Il tempo non era molto soleggiato in quel giorno di inizio novembre, ma le temperature non si erano ancora fatte davvero rigide, lasciando la bella città di Roma a soffocare tra smog, umidità e il caldo di quella lunga – ancora inconclusa – estate che tornava a sorprendere i cittadini a giorni alterni, con temperature fuori stagione, facendo sberleffi all'autunno che rischiava di essere spodestato.

La pelle si copriva facilmente di un sottile strato di sudore, anche al più piccolo movimento. Il vento alzava nell'aria un turbinio di foglie e polveri sottili, rendendo difficile persino respirare e, proprio per quel motivo, Elia aveva preferito chiudere tutte le finestre di casa, persino quella del bagno.

Il giovane si trovava ormai da un po' davanti l'armadio aperto dal lato in cui erano riposti i vestiti di Eleonora. Fece scorrere le grucce sull'asse, cercando qualcosa che fosse il meno appariscente possibile.

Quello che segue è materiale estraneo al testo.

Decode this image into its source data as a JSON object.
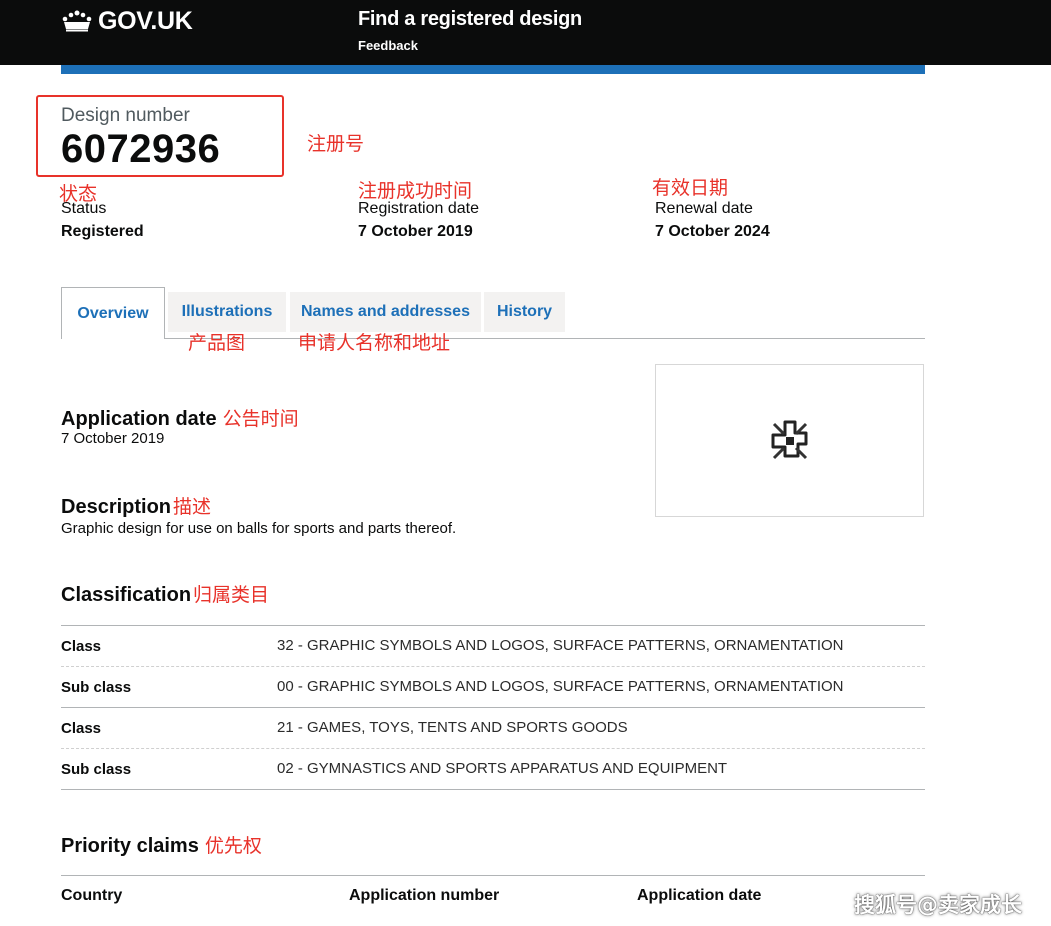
{
  "header": {
    "logo_text": "GOV.UK",
    "service_name": "Find a registered design",
    "feedback_label": "Feedback",
    "accent": "#1d70b8"
  },
  "design": {
    "number_label": "Design number",
    "number": "6072936",
    "status_label": "Status",
    "status": "Registered",
    "registration_date_label": "Registration date",
    "registration_date": "7 October 2019",
    "renewal_date_label": "Renewal date",
    "renewal_date": "7 October 2024"
  },
  "tabs": [
    {
      "label": "Overview",
      "active": true
    },
    {
      "label": "Illustrations",
      "active": false
    },
    {
      "label": "Names and addresses",
      "active": false
    },
    {
      "label": "History",
      "active": false
    }
  ],
  "overview": {
    "application_date_heading": "Application date",
    "application_date": "7 October 2019",
    "description_heading": "Description",
    "description": "Graphic design for use on balls for sports and parts thereof.",
    "classification_heading": "Classification",
    "classification": [
      {
        "key": "Class",
        "value": "32 - GRAPHIC SYMBOLS AND LOGOS, SURFACE PATTERNS, ORNAMENTATION"
      },
      {
        "key": "Sub class",
        "value": "00 - GRAPHIC SYMBOLS AND LOGOS, SURFACE PATTERNS, ORNAMENTATION"
      },
      {
        "key": "Class",
        "value": "21 - GAMES, TOYS, TENTS AND SPORTS GOODS"
      },
      {
        "key": "Sub class",
        "value": "02 - GYMNASTICS AND SPORTS APPARATUS AND EQUIPMENT"
      }
    ],
    "priority_heading": "Priority claims",
    "priority_columns": [
      "Country",
      "Application number",
      "Application date"
    ]
  },
  "annotations": {
    "design_number": "注册号",
    "status": "状态",
    "registration_date": "注册成功时间",
    "renewal_date": "有效日期",
    "illustrations": "产品图",
    "names_addresses": "申请人名称和地址",
    "application_date": "公告时间",
    "description": "描述",
    "classification": "归属类目",
    "priority": "优先权",
    "color": "#e8322a"
  },
  "watermark": "搜狐号@卖家成长"
}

Non che sua sorella fosse solita sfoggiare abiti in grado di attirare l'attenzione su di sé, ma c'erano tante dinamiche da tenere in considerazione – cose che ormai Elia aveva imparato a tenere in conto. Innanzitutto non doveva trattarsi di biancheria aderente, né troppo succinta. Nessuna T-shirt scollata, né gonne troppo corte. Per quel giorno, tuttavia, il giovane decise di optare per un paio di jeans e un maglione lungo, oversize.

«Che diavolo ci fai qui?!» esclamò Eleonora, entrando in casa e sorprendendolo con i suoi vestiti tra le mani.

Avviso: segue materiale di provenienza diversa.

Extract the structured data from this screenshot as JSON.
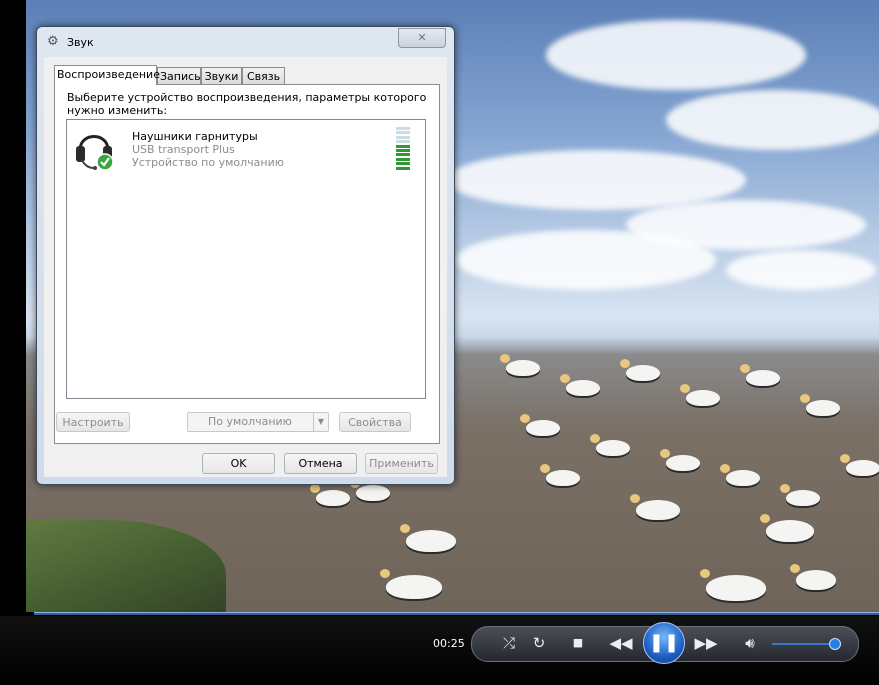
{
  "player": {
    "time": "00:25",
    "seek_progress": 1.0,
    "volume_level": 0.92,
    "icons": [
      "repeat-shuffle-icon",
      "repeat-icon",
      "stop-icon",
      "previous-icon",
      "pause-icon",
      "next-icon",
      "volume-icon"
    ]
  },
  "dialog": {
    "title": "Звук",
    "tabs": [
      "Воспроизведение",
      "Запись",
      "Звуки",
      "Связь"
    ],
    "active_tab": "Воспроизведение",
    "instruction": "Выберите устройство воспроизведения, параметры которого нужно изменить:",
    "device": {
      "name": "Наушники гарнитуры",
      "subtitle": "USB transport Plus",
      "status": "Устройство по умолчанию",
      "level_segments_lit": 6,
      "level_segments_total": 10
    },
    "buttons": {
      "configure": "Настроить",
      "set_default": "По умолчанию",
      "properties": "Свойства",
      "ok": "OK",
      "cancel": "Отмена",
      "apply": "Применить"
    }
  },
  "colors": {
    "accent": "#1c5fc2",
    "meter_on": "#2f9a33",
    "meter_off": "#c9dde2"
  }
}
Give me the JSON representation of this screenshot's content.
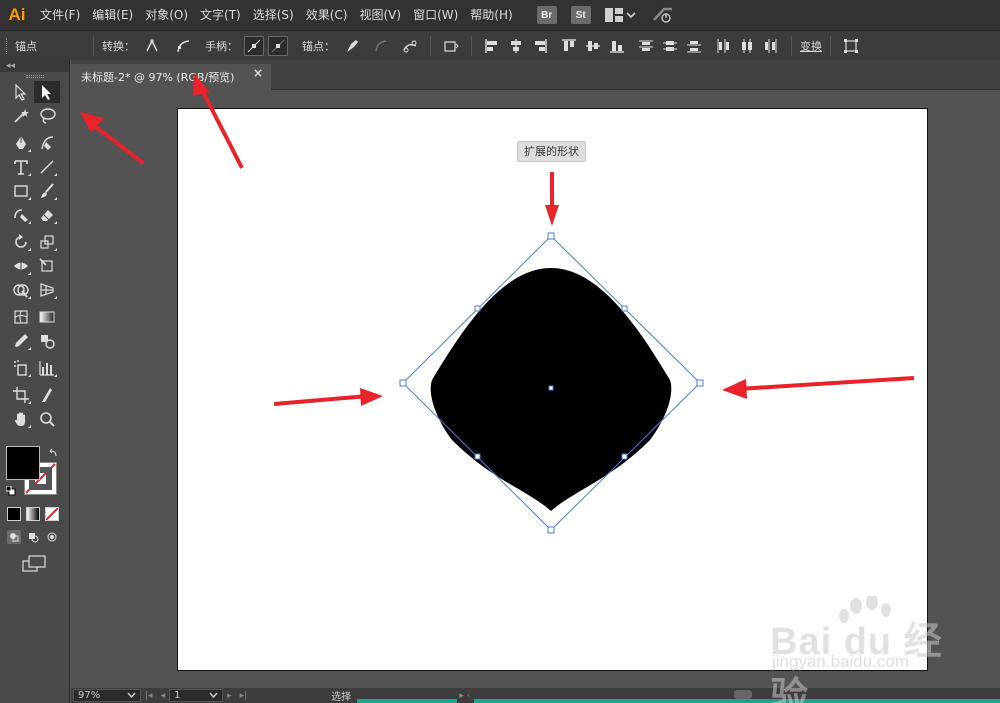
{
  "app": {
    "logo": "Ai"
  },
  "menu": [
    "文件(F)",
    "编辑(E)",
    "对象(O)",
    "文字(T)",
    "选择(S)",
    "效果(C)",
    "视图(V)",
    "窗口(W)",
    "帮助(H)"
  ],
  "bridge_buttons": [
    "Br",
    "St"
  ],
  "control_bar": {
    "mode_label": "锚点",
    "convert_label": "转换：",
    "handles_label": "手柄：",
    "anchors_label": "锚点：",
    "transform_label": "变换"
  },
  "document": {
    "tab_title": "未标题-2* @ 97% (RGB/预览)",
    "close_glyph": "×"
  },
  "tooltip": "扩展的形状",
  "status_bar": {
    "zoom": "97%",
    "artboard_num": "1",
    "tool_label": "选择"
  },
  "colors": {
    "accent": "#ff9a00",
    "arrow_red": "#e8232a",
    "selection_blue": "#4a7bd6",
    "fill": "#000000"
  },
  "icons": {
    "tools": [
      [
        "selection-arrow-icon",
        "direct-selection-icon"
      ],
      [
        "magic-wand-icon",
        "lasso-icon"
      ],
      [
        "pen-icon",
        "curvature-icon"
      ],
      [
        "type-icon",
        "line-segment-icon"
      ],
      [
        "rectangle-icon",
        "paintbrush-icon"
      ],
      [
        "shaper-icon",
        "eraser-icon"
      ],
      [
        "rotate-icon",
        "scale-icon"
      ],
      [
        "width-icon",
        "free-transform-icon"
      ],
      [
        "shape-builder-icon",
        "perspective-grid-icon"
      ],
      [
        "mesh-icon",
        "gradient-icon"
      ],
      [
        "eyedropper-icon",
        "blend-icon"
      ],
      [
        "symbol-sprayer-icon",
        "graph-icon"
      ],
      [
        "artboard-icon",
        "slice-icon"
      ],
      [
        "hand-icon",
        "zoom-icon"
      ]
    ]
  },
  "watermark": {
    "logo": "Bai du 经验",
    "url": "jingyan.baidu.com"
  }
}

La lingua del ragazzo impiegò qualche secondo per decidersi a muoversi e articolare parole, ma, alla fine, riuscì a risponderle.

«Stavo cercando di mettere ordine tra il caos delle tue cose.» disse.

«E da quando sei così magnanimo?» ribatté lei, per nulla soddisfatta dalla risposta che aveva ricevuto.

Sua sorella rimase a fissarlo per un po', in silenzio, sedendosi sul letto a una piazza e mezza che condividevano e che utilizzavano anche alla stregua di un divano, dato che non ne possedevano uno vero. Sciolse i suoi lunghi capelli biondi dalla stretta treccia in cui li aveva tenuti legati sino a quel momento, massaggiandosi la cute indolenzita. Odiava tenere i capelli legati, ma il suo lavoro non le permetteva altrimenti.

Elia rimase interdetto. Ovviamente, non aveva alcuna intenzione di mettere ordine nel suo caos, non avrebbe neanche saputo da che parte cominciare. Da quel punto di vista i due erano molto diversi: tanto il ragazzo era ordinato e meticoloso, allo stesso modo sua sorella era la personificazione di una dèa del disordine. In realtà erano diversi un po' su tutto ciò che li caratterizzava, rendendoli uniti e complici a partire proprio dalle loro peculiarità individuali, che li aiutavano a completarsi a vicenda.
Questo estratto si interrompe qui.